Wait Until Dark gathers together three ne’er-do-wells — two recently released prisoners and a strange man named “Roat” to concoct a nasty scheme to retrieve the doll by turning up the heat on Susy, who, they believe, knows where the toy is and just doesn’t want to tell.
Little by little, Susy realizes that something foul is afoot – and that she’s the intended mark of a foul and possibly deadly scheme. With tension running high, Susy enlists assistance from Gloria (Ellie Rose), the girl who lives upstairs and runs errands for her. Together, they create a plan to thwart the criminals if they try to take advantage of her.
Scene from the Boca Stage production of Wait Until Dark. (Photo by Amy Pasquantonio)
When Susy and Roat finally meet in the taut and dramatic climax, there are screams galore, grunts, twists, unseen turns and a nail-biting finale that’s worth the wait.
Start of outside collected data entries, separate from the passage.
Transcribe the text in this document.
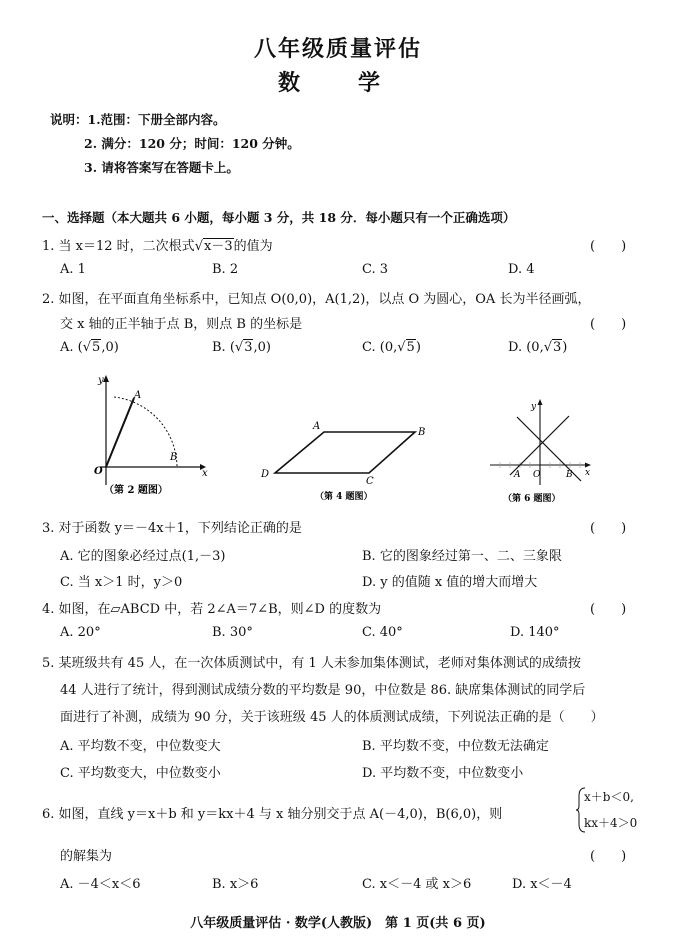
八年级质量评估
数　学
说明：1.范围：下册全部内容。
2. 满分：120 分；时间：120 分钟。
3. 请将答案写在答题卡上。
一、选择题（本大题共 6 小题，每小题 3 分，共 18 分．每小题只有一个正确选项）
1. 当 x＝12 时，二次根式√x－3的值为	(　　)
A. 1	B. 2	C. 3	D. 4
2. 如图，在平面直角坐标系中，已知点 O(0,0)，A(1,2)，以点 O 为圆心，OA 长为半径画弧，
交 x 轴的正半轴于点 B，则点 B 的坐标是	(　　)
A. (√5,0)	B. (√3,0)	C. (0,√5)	D. (0,√3)
y
x
O
A
B
（第 2 题图）
A
B
C
D
（第 4 题图）
y
x
A O	B
（第 6 题图）
3. 对于函数 y＝－4x＋1，下列结论正确的是	(　　)
A. 它的图象必经过点(1,－3)	B. 它的图象经过第一、二、三象限
C. 当 x＞1 时，y＞0	D. y 的值随 x 值的增大而增大
4. 如图，在▱ABCD 中，若 2∠A＝7∠B，则∠D 的度数为	(　　)
A. 20°	B. 30°	C. 40°	D. 140°
5. 某班级共有 45 人，在一次体质测试中，有 1 人未参加集体测试，老师对集体测试的成绩按
44 人进行了统计，得到测试成绩分数的平均数是 90，中位数是 86. 缺席集体测试的同学后
面进行了补测，成绩为 90 分，关于该班级 45 人的体质测试成绩，下列说法正确的是（　　）
A. 平均数不变，中位数变大	B. 平均数不变，中位数无法确定
C. 平均数变大，中位数变小	D. 平均数不变，中位数变小
6. 如图，直线 y＝x＋b 和 y＝kx＋4 与 x 轴分别交于点 A(－4,0)，B(6,0)，则
x＋b＜0,
kx＋4＞0
的解集为	(　　)
A. －4＜x＜6	B. x＞6	C. x＜－4 或 x＞6	D. x＜－4
八年级质量评估 · 数学(人教版)　第 1 页(共 6 页)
To provide more details about the confrontation would certainly spoil the ending.
Garsson has pulled together an exceptional cast for his first show at Delray Beach Playhouse. Everyone puts their all – and then some – into making this drama work.
Whittington seems perfect in the role of Susy. The actress is particularly adept at displaying fright and instilling it in the audience. Yet she maintains sufficient composure to prove she can defend herself.
With his height and bulk, Shane Tanner plays Harry Roat as the threatening, heavy-handed thug leader who brandishes a nasty attitude as well as a switchblade. His confrontation with Susy is the set piece for this intense drama.
Rio Chavarro is very natural as Mike Talman, the smooth con man who gains Susy’s trust and even seems sympathetic to her situation. His partner, Carlino, an ex-con who pretends to be a police sergeant, is played with glowering verve by veteran local performer Troy Stanley.